昼夜問わず、何度もトイレに駆け込む。その途中で、漏れることもある。日中も、尿漏れパッドが手放せない。排尿後も、尿が残った感じがある。
あちこちの泌尿器科を回った。「年のせい」などと言われ、薬をもらったが、良くならなかったという。
あきらめかけた2005年、神奈川県横須賀市立うわまち病院泌尿器科部長、奥井伸雄さんの本を読んだ。女性の排尿の症状や原因が、マンガで解説してあった。
尿漏れと頻尿の症状には加齢や閉経が関与している。閉経で女性ホルモンが減れば、骨盤内の血行が悪くなる。その結果、膀胱(ぼうこう)は小さくなり、尿をためる量が減る。尿道も狭くなり、排尿の勢いが衰えて残尿が増える。膣(ちつ)も委縮し炎症を起こす。さらに、骨盤内の臓器を支える筋肉の骨盤底筋がゆるみ、尿漏れにつながる……。
「年のせい」とは、こういうことだったのか。A子さんは本を読み、初めて得心がいった。
奥井さんは、こうした女性特有の症状を専門的に診る「女性泌尿器科」を担当しているという。最後の望みをかけて、受診した。
まず採尿し、排尿回数、どんな時に尿が漏れるか、などを問診票に記入した。
次に内診があった。産婦人科の診察同様、台にあおむけに座り足を広げる。尿道や膣、肛門(こうもん)に指や器具を入れ、子宮や膀胱、直腸の位置や大きさなどを調べる。
「A子さんの骨盤は今、こんな具合です」
奥井さんは、イラストを描いて説明を始めた。
膀胱は委縮し、尿道が狭くなり、膣に炎症がある。さらに、直腸が下がり気味で、膀胱を刺激していることも頻尿の原因だという。

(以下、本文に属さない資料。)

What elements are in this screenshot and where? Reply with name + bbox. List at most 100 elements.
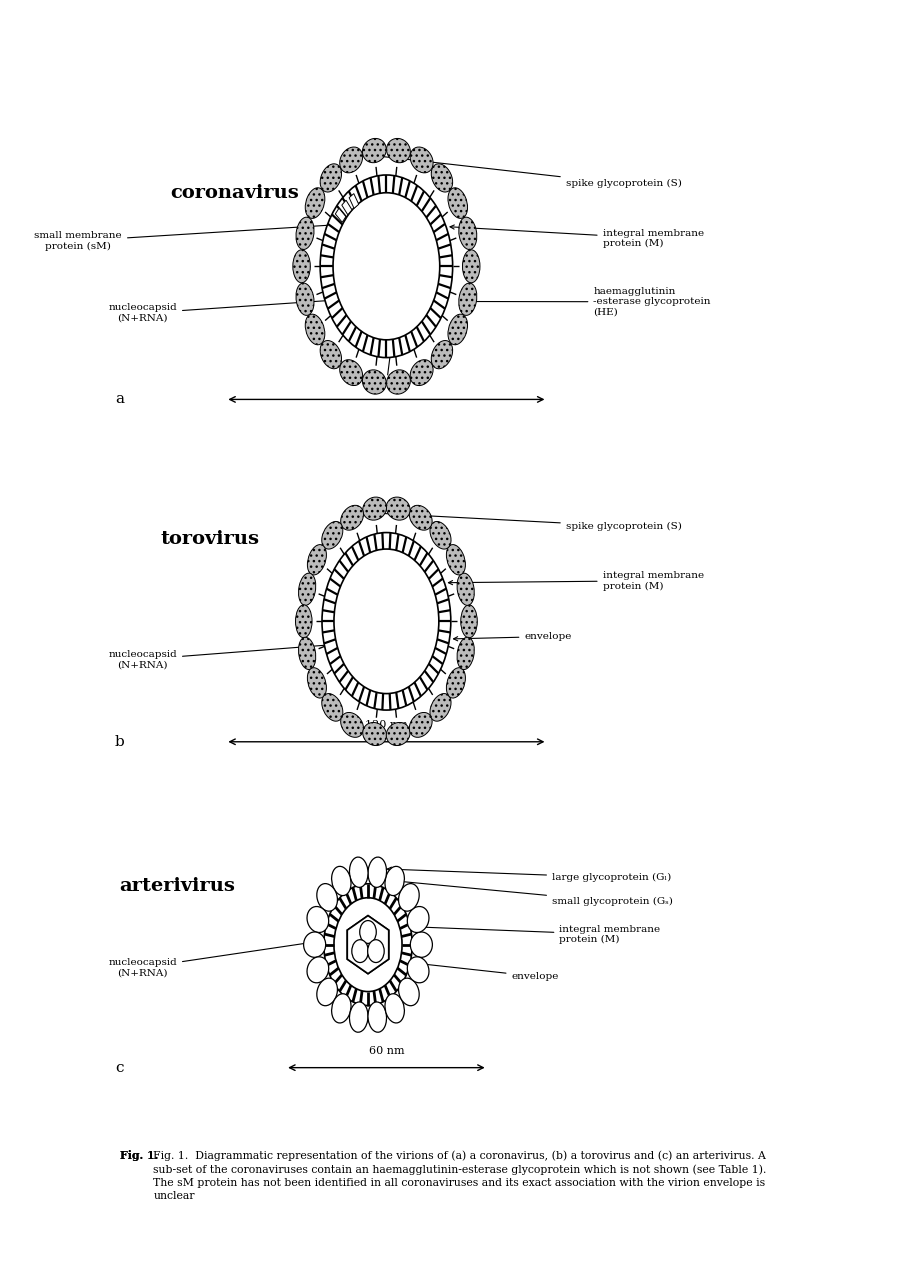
Text: integral membrane
protein (M): integral membrane protein (M) <box>414 924 660 945</box>
Text: nucleocapsid
(N+RNA): nucleocapsid (N+RNA) <box>108 643 335 670</box>
Ellipse shape <box>384 866 404 895</box>
Circle shape <box>351 940 368 962</box>
Circle shape <box>333 193 439 340</box>
Ellipse shape <box>457 638 474 670</box>
Text: Fig. 1.: Fig. 1. <box>119 1150 158 1161</box>
Text: a: a <box>115 392 124 407</box>
Ellipse shape <box>362 138 386 162</box>
Ellipse shape <box>303 932 325 957</box>
Ellipse shape <box>322 694 343 721</box>
Ellipse shape <box>305 188 324 218</box>
Ellipse shape <box>446 544 465 574</box>
Ellipse shape <box>386 723 410 746</box>
Circle shape <box>368 940 384 962</box>
Ellipse shape <box>386 370 410 394</box>
Text: nucleocapsid
(N+RNA): nucleocapsid (N+RNA) <box>108 297 362 323</box>
Ellipse shape <box>339 147 362 172</box>
Ellipse shape <box>362 497 386 520</box>
Text: envelope: envelope <box>453 631 571 642</box>
Polygon shape <box>323 884 412 1006</box>
Ellipse shape <box>316 978 337 1006</box>
Circle shape <box>359 921 376 943</box>
Text: envelope: envelope <box>362 353 410 389</box>
Ellipse shape <box>368 1002 386 1032</box>
Ellipse shape <box>362 370 386 394</box>
Polygon shape <box>320 175 452 358</box>
Ellipse shape <box>331 866 351 895</box>
Ellipse shape <box>296 283 313 316</box>
Text: large glycoprotein (Gₗ): large glycoprotein (Gₗ) <box>387 867 671 883</box>
Ellipse shape <box>410 147 433 172</box>
Text: haemagglutinin
-esterase glycoprotein
(HE): haemagglutinin -esterase glycoprotein (H… <box>460 287 710 317</box>
Ellipse shape <box>307 907 328 932</box>
Ellipse shape <box>316 884 337 912</box>
Ellipse shape <box>459 283 476 316</box>
Ellipse shape <box>305 314 324 345</box>
Text: integral membrane
protein (M): integral membrane protein (M) <box>448 571 703 591</box>
Bar <box>342 200 352 214</box>
Text: Fig. 1.  Diagrammatic representation of the virions of (a) a coronavirus, (b) a : Fig. 1. Diagrammatic representation of t… <box>153 1150 766 1201</box>
Ellipse shape <box>296 217 313 250</box>
Text: 120 nm: 120 nm <box>365 720 407 730</box>
Ellipse shape <box>320 341 341 369</box>
Ellipse shape <box>407 907 428 932</box>
Circle shape <box>351 940 368 962</box>
Ellipse shape <box>340 506 363 530</box>
Ellipse shape <box>307 957 328 983</box>
Ellipse shape <box>307 668 326 699</box>
Text: arterivirus: arterivirus <box>119 877 235 895</box>
Text: integral membrane
protein (M): integral membrane protein (M) <box>449 224 703 249</box>
Ellipse shape <box>340 713 363 737</box>
Ellipse shape <box>429 694 450 721</box>
Circle shape <box>334 898 402 992</box>
Circle shape <box>368 940 384 962</box>
Text: spike glycoprotein (S): spike glycoprotein (S) <box>376 511 681 531</box>
Bar <box>335 208 346 222</box>
Ellipse shape <box>460 605 477 638</box>
Ellipse shape <box>398 884 419 912</box>
Ellipse shape <box>386 497 410 520</box>
Ellipse shape <box>409 506 432 530</box>
Ellipse shape <box>410 932 432 957</box>
Ellipse shape <box>292 250 310 283</box>
Text: torovirus: torovirus <box>161 530 260 548</box>
Text: 120 nm: 120 nm <box>365 378 407 388</box>
Ellipse shape <box>448 188 467 218</box>
Ellipse shape <box>429 521 450 549</box>
Text: b: b <box>115 734 125 749</box>
Ellipse shape <box>295 605 312 638</box>
Circle shape <box>359 921 376 943</box>
Text: Fig. 1.: Fig. 1. <box>119 1150 158 1161</box>
Bar <box>348 194 358 208</box>
Polygon shape <box>322 533 450 710</box>
Polygon shape <box>346 915 389 974</box>
Ellipse shape <box>322 521 343 549</box>
Ellipse shape <box>407 957 428 983</box>
Circle shape <box>334 549 438 694</box>
Ellipse shape <box>349 1002 368 1032</box>
Polygon shape <box>346 915 389 974</box>
Ellipse shape <box>320 164 341 191</box>
Text: spike glycoprotein (S): spike glycoprotein (S) <box>375 155 681 189</box>
Text: coronavirus: coronavirus <box>170 184 299 202</box>
Ellipse shape <box>431 164 452 191</box>
Ellipse shape <box>368 857 386 888</box>
Ellipse shape <box>331 994 351 1023</box>
Ellipse shape <box>398 978 419 1006</box>
Ellipse shape <box>448 314 467 345</box>
Ellipse shape <box>457 573 474 605</box>
Text: c: c <box>115 1060 123 1075</box>
Ellipse shape <box>409 713 432 737</box>
Ellipse shape <box>298 573 315 605</box>
Ellipse shape <box>349 857 368 888</box>
Text: nucleocapsid
(N+RNA): nucleocapsid (N+RNA) <box>108 937 335 978</box>
Ellipse shape <box>362 723 386 746</box>
Ellipse shape <box>339 360 362 385</box>
Text: small glycoprotein (Gₛ): small glycoprotein (Gₛ) <box>398 880 672 907</box>
Ellipse shape <box>446 668 465 699</box>
Ellipse shape <box>410 360 433 385</box>
Text: 60 nm: 60 nm <box>369 1046 403 1056</box>
Text: envelope: envelope <box>414 961 558 981</box>
Ellipse shape <box>298 638 315 670</box>
Ellipse shape <box>307 544 326 574</box>
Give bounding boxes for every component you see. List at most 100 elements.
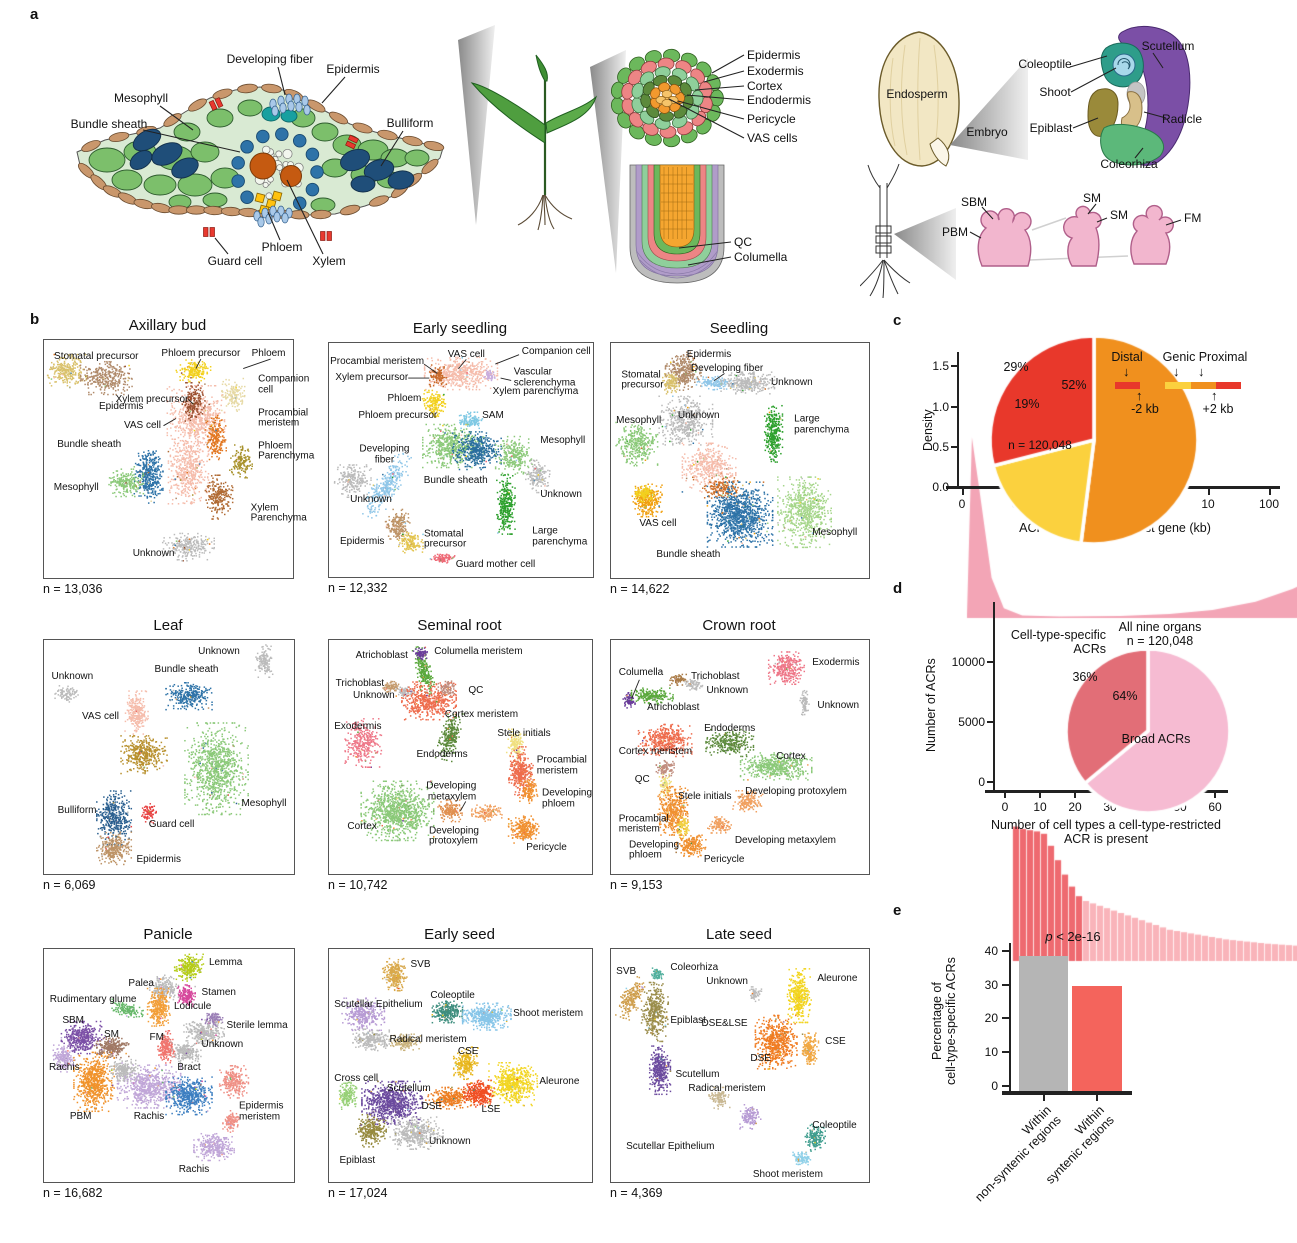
bar-syntenic [1072,986,1122,1091]
label-bundle-sheath: Bundle sheath [71,117,148,131]
pie-pct-19: 19% [1014,397,1040,411]
umap-plot-axillary-bud: Stomatal precursor Phloem precursor Phloem… [43,339,314,579]
x-tick: 10 [1033,800,1047,814]
cell-count-label: n = 14,622 [610,582,670,596]
genomic-region-colorbar [1115,382,1242,389]
pie-pct-64: 64% [1112,689,1138,703]
umap-canvas [611,949,869,1182]
umap-canvas [44,949,294,1182]
label-pericycle: Pericycle [747,112,796,126]
y-axis [1009,943,1011,1092]
vascular-bundle [203,93,359,241]
leader-lines [668,54,745,266]
label-radicle: Radicle [1162,112,1202,126]
label-columella: Columella [734,250,788,264]
embryo-diagram [1087,26,1191,166]
label-scutellum: Scutellum [1142,39,1195,53]
umap-plot-panicle: Lemma Palea Stamen Rudimentary glume Lodicul… [43,948,295,1183]
label-coleorhiza: Coleorhiza [1100,157,1158,171]
legend-proximal: Proximal [1198,350,1248,364]
panel-c-tag: c [893,312,902,329]
umap-plot-early-seedling: Procambial meristem VAS cell Companion cel… [328,342,594,578]
zoom-wedge [458,25,495,225]
umap-plot-leaf: Unknown Bundle sheath Unknown VAS cell Mesop… [43,639,295,875]
cell-count-label: n = 9,153 [610,878,663,892]
meristem-blobs [977,204,1174,267]
seed-and-meristem-diagram: Endosperm Embryo Coleoptile Scutellum Sh… [860,26,1202,299]
label-sm: SM [1083,191,1101,205]
label-root-epidermis: Epidermis [747,48,800,62]
bar-non-syntenic [1019,956,1068,1091]
down-arrow-icon: ↓ [1173,364,1180,379]
umap-title: Axillary bud [128,317,207,334]
colorbar-segment [1140,382,1166,389]
umap-title: Seedling [709,320,769,337]
y-tick: 0.5 [932,440,949,454]
pie-pct-52: 52% [1061,378,1087,392]
panel-d-tag: d [893,580,903,597]
leader-lines [969,52,1182,239]
zoom-wedge [894,208,956,280]
umap-plot-early-seed: SVB Coleoptile Scutellar Epithelium Shoot m… [328,948,593,1183]
cell-count-label: n = 6,069 [43,878,96,892]
x-tick: 0 [1001,800,1009,814]
y-tick: 0 [978,775,985,789]
y-axis-title: Density [921,409,935,451]
seedling-sketch [470,54,597,231]
acr-specificity-pie [1062,645,1234,817]
umap-title: Early seed [424,926,495,943]
umap-canvas [329,640,592,874]
label-endodermis: Endodermis [747,93,811,107]
label-sbm: SBM [961,195,987,209]
up-arrow-icon: ↑ [1211,388,1218,403]
label-xylem: Xylem [312,254,345,268]
root-tip-section [629,164,725,284]
umap-title: Crown root [702,617,776,634]
x-tick: 100 [1258,497,1280,511]
label-mesophyll: Mesophyll [114,91,168,105]
label-fm: FM [1184,211,1201,225]
y-tick: 10000 [951,655,985,669]
pie-label-broad: Broad ACRs [1121,732,1191,746]
seedling-and-root-diagram: Epidermis Exodermis Cortex Endodermis Pe… [458,25,811,284]
umap-title: Leaf [153,617,183,634]
cell-count-label: n = 13,036 [43,582,103,596]
tiller-sketch [860,163,911,299]
y-tick: 5000 [958,715,985,729]
umap-canvas [329,949,592,1182]
label-shoot: Shoot [1039,85,1071,99]
y-axis [957,352,959,488]
bulliform-cells [129,128,415,193]
pie-label-specific: Cell-type-specific ACRs [1010,628,1106,656]
colorbar-segment [1215,382,1242,389]
down-arrow-icon: ↓ [1198,364,1205,379]
leader-lines [142,66,404,255]
y-tick: 40 [984,944,998,958]
pie-pct-36: 36% [1072,670,1098,684]
label-coleoptile: Coleoptile [1018,57,1072,71]
x-axis [1002,1091,1132,1095]
label-endosperm: Endosperm [886,87,947,101]
label-bulliform: Bulliform [387,116,434,130]
down-arrow-icon: ↓ [1123,364,1130,379]
pie-pct-29: 29% [1003,360,1029,374]
y-tick: 10 [984,1045,998,1059]
y-axis-title: Percentage of cell-type-specific ACRs [930,957,958,1085]
umap-title: Seminal root [417,617,502,634]
y-tick: 0 [991,1079,998,1093]
up-arrow-icon: ↑ [1136,388,1143,403]
x-tick: 0 [958,497,966,511]
y-tick: 20 [984,1011,998,1025]
x-tick: 10 [1201,497,1215,511]
label-exodermis: Exodermis [747,64,804,78]
umap-plot-late-seed: SVB Coleorhiza Unknown Aleurone Epiblast DSE&… [610,948,870,1183]
legend-minus-2kb: -2 kb [1131,402,1159,416]
colorbar-segment [1165,382,1191,389]
acr-location-pie [986,332,1202,548]
label-epidermis: Epidermis [326,62,379,76]
y-axis [993,602,995,792]
label-developing-fiber: Developing fiber [227,52,314,66]
umap-canvas [611,640,869,874]
cell-count-label: n = 16,682 [43,1186,103,1200]
umap-plot-crown-root: Exodermis Columella Trichoblast Unknown Unkn… [610,639,870,875]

「直腸に硬い便がたまると、より膀胱が刺激され尿意が出ますし、いきんで排便すると、直腸がもっと下がってしまう。便秘の解消も重要です」
これまでの尿漏れと頻尿の受診では、直腸や膣を診てもらったことはなかった。「頻尿の原因が、膣や直腸の変化にもあったと知り、驚きました」とA子さんは振り返る。
尿漏れや頻尿の患者が受診した場合、産婦人科では子宮や膣は診ても、膀胱や尿道、直腸の症状は見過ごされがちだ。一方、泌尿器科では膀胱や尿道の状態に注目するが、膣炎などは見逃されることが多い。
米国の大学病院で2年間、「女性泌尿器科」の研修を積んだ奥井さんは「尿漏れと頻尿などの原因は複雑で、様々な臓器が関係しています。診療科の枠を超え、総合的に診療する必要があります」と強調する。